[pmwiki-users] Setting and getting cookies in PmWiki
Joachim Durchholz
jo at durchholz.org
Thu Mar 23 03:35:06 CST 2006
Bellave Jayaram schrieb:
> Thanks for the offer Jo but I have a limited budget and am more interested
> in the research.
No problem with that.
> In my case, all I need to store is a list of strings (which are anchors in
> PmWiki pages)
Say
$_SESSION ['recipe_name_goes_here'] = list_of_strings;
(Check that this is done between session_start() and
session_write_close() - I'm not 100% sure when exactly PmWiki does that,
but IIRC config.php is inside that time frame.)
> and I need to write the code for checkout which does not need
> to pass anything to PayPal or other outside API but to compose content that
> is stored in PmWiki markup.
Use Markup() to have it call a function that generates the HTML you
want. Use Keep() to prevent PmWiki from inadvertently "recognizing"

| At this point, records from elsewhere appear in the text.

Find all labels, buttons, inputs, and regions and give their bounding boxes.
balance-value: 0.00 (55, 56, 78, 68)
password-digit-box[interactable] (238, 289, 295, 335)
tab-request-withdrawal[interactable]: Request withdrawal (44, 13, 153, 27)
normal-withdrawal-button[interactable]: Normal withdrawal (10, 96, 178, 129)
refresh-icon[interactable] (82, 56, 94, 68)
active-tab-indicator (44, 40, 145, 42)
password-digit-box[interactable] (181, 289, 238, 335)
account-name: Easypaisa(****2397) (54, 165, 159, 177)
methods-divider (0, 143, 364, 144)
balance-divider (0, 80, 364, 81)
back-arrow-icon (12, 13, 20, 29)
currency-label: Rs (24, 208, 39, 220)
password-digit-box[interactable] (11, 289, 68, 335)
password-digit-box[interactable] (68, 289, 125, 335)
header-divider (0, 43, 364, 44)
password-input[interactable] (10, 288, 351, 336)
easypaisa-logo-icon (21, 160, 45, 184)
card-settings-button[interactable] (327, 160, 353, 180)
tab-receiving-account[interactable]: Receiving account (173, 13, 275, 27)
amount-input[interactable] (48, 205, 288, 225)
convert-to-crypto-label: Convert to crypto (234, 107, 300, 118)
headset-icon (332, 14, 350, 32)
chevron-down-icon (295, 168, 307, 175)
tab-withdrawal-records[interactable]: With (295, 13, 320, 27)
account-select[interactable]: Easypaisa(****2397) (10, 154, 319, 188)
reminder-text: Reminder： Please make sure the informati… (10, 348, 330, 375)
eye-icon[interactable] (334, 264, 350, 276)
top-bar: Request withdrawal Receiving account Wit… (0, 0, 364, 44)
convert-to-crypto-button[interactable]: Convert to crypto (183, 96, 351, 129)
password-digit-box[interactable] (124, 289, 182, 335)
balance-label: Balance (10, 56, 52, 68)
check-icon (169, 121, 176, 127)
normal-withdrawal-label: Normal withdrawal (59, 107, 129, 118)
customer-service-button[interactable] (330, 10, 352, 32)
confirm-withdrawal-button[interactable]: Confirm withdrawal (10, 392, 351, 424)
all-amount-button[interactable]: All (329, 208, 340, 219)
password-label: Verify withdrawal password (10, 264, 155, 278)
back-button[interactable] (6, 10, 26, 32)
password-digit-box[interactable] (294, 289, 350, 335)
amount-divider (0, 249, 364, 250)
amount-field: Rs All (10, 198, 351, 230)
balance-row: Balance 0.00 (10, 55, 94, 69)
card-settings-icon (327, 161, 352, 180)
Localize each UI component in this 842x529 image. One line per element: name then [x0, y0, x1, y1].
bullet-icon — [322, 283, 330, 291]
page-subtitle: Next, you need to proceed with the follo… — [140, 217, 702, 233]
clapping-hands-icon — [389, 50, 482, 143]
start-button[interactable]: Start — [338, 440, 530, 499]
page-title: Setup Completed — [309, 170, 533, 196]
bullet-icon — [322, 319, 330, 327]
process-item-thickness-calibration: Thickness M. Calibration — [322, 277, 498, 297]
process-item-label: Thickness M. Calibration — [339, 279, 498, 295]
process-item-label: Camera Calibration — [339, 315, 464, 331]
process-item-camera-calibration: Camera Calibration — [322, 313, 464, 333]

markup within the HTML you generated.
Alternatively, generate PmWiki markup and don't use keep. This has some
potential pitfalls, but can be just the right thing to do.
The generating function can use $_SESSION ['recipe_name_goes_here'] to
access the data stored on an earlier page.
Caveats:
1) Make sure you're doing something sensible if the $_SESSION entry
wasn't set.
2) Sometimes, there's no good place to clear a $_SESSION entry. Make
sure that your recipe doesn't do something ugly if it hits stale data in
$_SESSION.
3) Don't get carried away over storing stuff in $_SESSION. For each PHP
script that this particular browser will be accessing, $_SESSION will be
loaded from disk at the beginning and stored to disk at the end. This
takes I/O resources, CPU cycles, and RAM. It will be done with every PHP
script that uses sessions, whether it's related to PmWiki or not; and it
will encode and decode all session data, regardless of how much of that
is actually needed. IOW if you have a dozen scripts that each store 10KB
of session data, you're at 120KB session data after the visitor has seen
all of these scripts.
This is nothing to worry about seriously - programmers rarely feel the
temptation to store more than a dozen bytes or so in a session.